Either way, even if gravity arises within a larger framework like, say, string theory, the effects of what we call gravity today would still come about because energy-densities (and related quantities like pressure and momentum flux and so on) curve space-time, and fields move in that space-time. Just that these quantities might no longer be fundamental. We’ve known since 101 years how this works.
After a few words on Newtonian gravity, the answer continues:
“Because the other forces use “force carrier particles” to impart the force onto other particles, for gravity to fit the model, all matter must emit gravitons, which physically embody gravity. Note, however, that gravitons are still theoretical. Trying to reconcile these different interpretations of gravity, and understand its true nature, are among the biggest unsolved problems of physics.”Reconciling which different interpretations of gravity? These are all the same “interpretation.” It is correct that we don’t know how to quantize gravity so that the resulting theory remains viable also when gravity becomes strong. It’s also correct that the force-carrying particle associated to the quantization – the graviton – hasn’t been detected. But the question was about gravity, not quantum gravity. Reconciling the graviton with unquantized gravity is straight-forward – it’s called perturbative quantum gravity – and exactly the reason most theoretical physicists are convinced the graviton exists. It’s just that this reconciliation breaks down when gravity becomes strong, which means it’s only an approximation.

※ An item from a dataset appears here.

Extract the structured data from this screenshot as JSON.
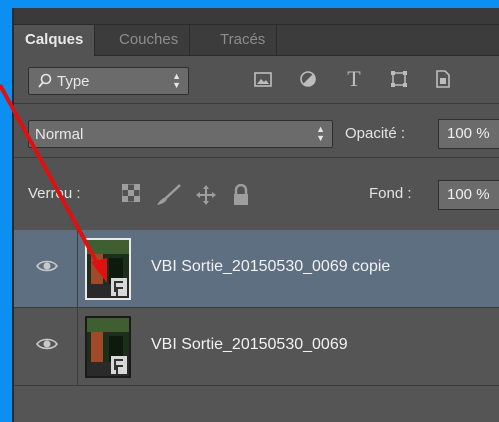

“But, alas, what we do know does suggest antigravity is impossible.”That’s correct on a superficial level, but it depends on what you mean by antigravity. If you mean by antigravity that you can let any of the matter which surrounds us “fall up” it’s correct. But there are modifications of general relativity that have effects one can plausibly call anti-gravitational. That’s a longer story though and shall be told another time.
A sensible answer to this question would have been:
The recent detection of gravitational waves has been another confirmation of Einstein’s theory of General Relativity, which still explains all the gravitational effects that physicists know of. According to General Relativity the root cause of gravity is that all types of energy curve space-time and all matter moves in this curved space-time. Near planets, such as our own, this can be approximated to good accuracy by Newtonian gravity.
There isn’t presently any observation which suggests that gravity itself emergens from another theory, though it is certainly a speculation that many theoretical physicists have pursued. There thus isn’t any deeper root for gravity because it’s presently part of the foundations of physics. The foundations are the roots of everything else.
The discovery of the Higgs boson doesn’t tell us anything about the gravitational interaction. The Higgs boson is merely there to make sure particles have mass in addition to energy, but gravity works the same either way. The detection of gravitational waves is exciting because it allows us to learn a lot about the astrophysical sources of these waves. But the waves themselves have proved to be as expected from General Relativity, so from the perspective of fundamental physics they didn’t bring news.
Within the incredibly well confirmed framework of General Relativity, you cannot negate mass or its gravitational pull.
You might also enjoy hearing what Richard Feynman had to say when he was asked a similar question about the origin of the magnetic force:
This answer really annoyed me because it’s a lost opportunity to explain how well physicists understand the fundamental laws of nature.